BIG UP! ユーザーの中から、今聴きたいアーティストをピックアップ! 今回はNOIZEをご紹介します。

フルアルバムで描く生活

札幌を拠点とするラッパー/トラックメイカーのNOIZE。
2008年より、札幌やそれ以外の土地、インターネット上、ラッパーとして、バンドとして……と柔軟な活動を続けている。

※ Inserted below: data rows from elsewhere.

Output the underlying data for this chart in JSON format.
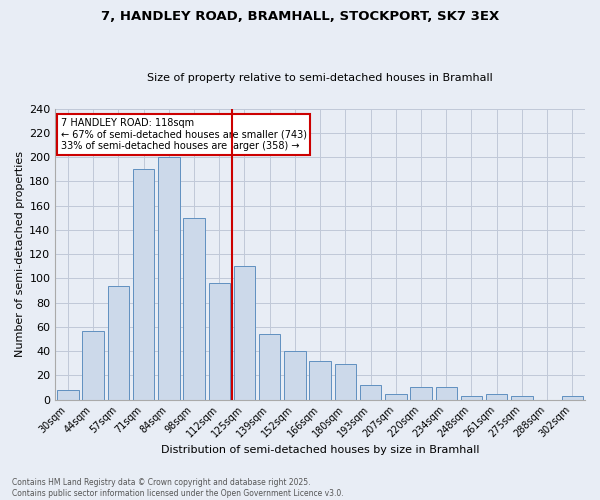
{
  "title": "7, HANDLEY ROAD, BRAMHALL, STOCKPORT, SK7 3EX",
  "subtitle": "Size of property relative to semi-detached houses in Bramhall",
  "xlabel": "Distribution of semi-detached houses by size in Bramhall",
  "ylabel": "Number of semi-detached properties",
  "bar_labels": [
    "30sqm",
    "44sqm",
    "57sqm",
    "71sqm",
    "84sqm",
    "98sqm",
    "112sqm",
    "125sqm",
    "139sqm",
    "152sqm",
    "166sqm",
    "180sqm",
    "193sqm",
    "207sqm",
    "220sqm",
    "234sqm",
    "248sqm",
    "261sqm",
    "275sqm",
    "288sqm",
    "302sqm"
  ],
  "bar_values": [
    8,
    57,
    94,
    190,
    200,
    150,
    96,
    110,
    54,
    40,
    32,
    29,
    12,
    5,
    10,
    10,
    3,
    5,
    3,
    0,
    3
  ],
  "bar_color": "#ccd9ea",
  "bar_edge_color": "#6090c0",
  "grid_color": "#c0c8d8",
  "background_color": "#e8edf5",
  "vline_x": 7.0,
  "vline_color": "#cc0000",
  "annotation_title": "7 HANDLEY ROAD: 118sqm",
  "annotation_line1": "← 67% of semi-detached houses are smaller (743)",
  "annotation_line2": "33% of semi-detached houses are larger (358) →",
  "annotation_box_color": "#cc0000",
  "footer_line1": "Contains HM Land Registry data © Crown copyright and database right 2025.",
  "footer_line2": "Contains public sector information licensed under the Open Government Licence v3.0.",
  "ylim": [
    0,
    240
  ],
  "yticks": [
    0,
    20,
    40,
    60,
    80,
    100,
    120,
    140,
    160,
    180,
    200,
    220,
    240
  ]
}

昨年、30歳を迎えた誕生日にリリースされたアルバム『RSZ2』は、全18曲というボリュームに満ちた作品だ。
彼が長いキャリアの中で培ってきたのはラップスキルだけではなく、表現力の高さもなのだ、と感じられるこのアルバム。
『Anti Social』をはじめとした温度の低いトラップから、チルなバンドサウンドを感じるサマーチューン『Mirage in Blue』、骨太な『Etto』など、幅広いヒップホップ、そしてNOIZEのラップを聞くことができる。
また、全18曲のうち13曲に客演を迎えていることにも触れずにはいられない。
NOIZEは活動を続けていく中で、音楽を通して出会った仲間だけではなく、同郷・札幌の友人たちにもラップを勧め共に楽曲制作に取り組んできたという。
旧知の友人を迎えているからこそ、お互いに引き出し合える言葉、そして楽曲のバイヴスが伝わってくる仕上がりになっている。
楽しさや居心地の良さだけではなく、背筋が伸びる真面目な話にも向き合いながら、続いていく関係と生活。
同じ街で暮らす彼らのリアルを感じさせながら、聞き手である私たちの日々にも問い掛けを投げかけるような作品である。

現在も、ソロ活動はもちろん、9人組クルー「QUMO」の指揮を執るなど意欲的に音楽を続けているNOIZE。
これからも、彼と彼の仲間たちの旅は終わらないのだろう。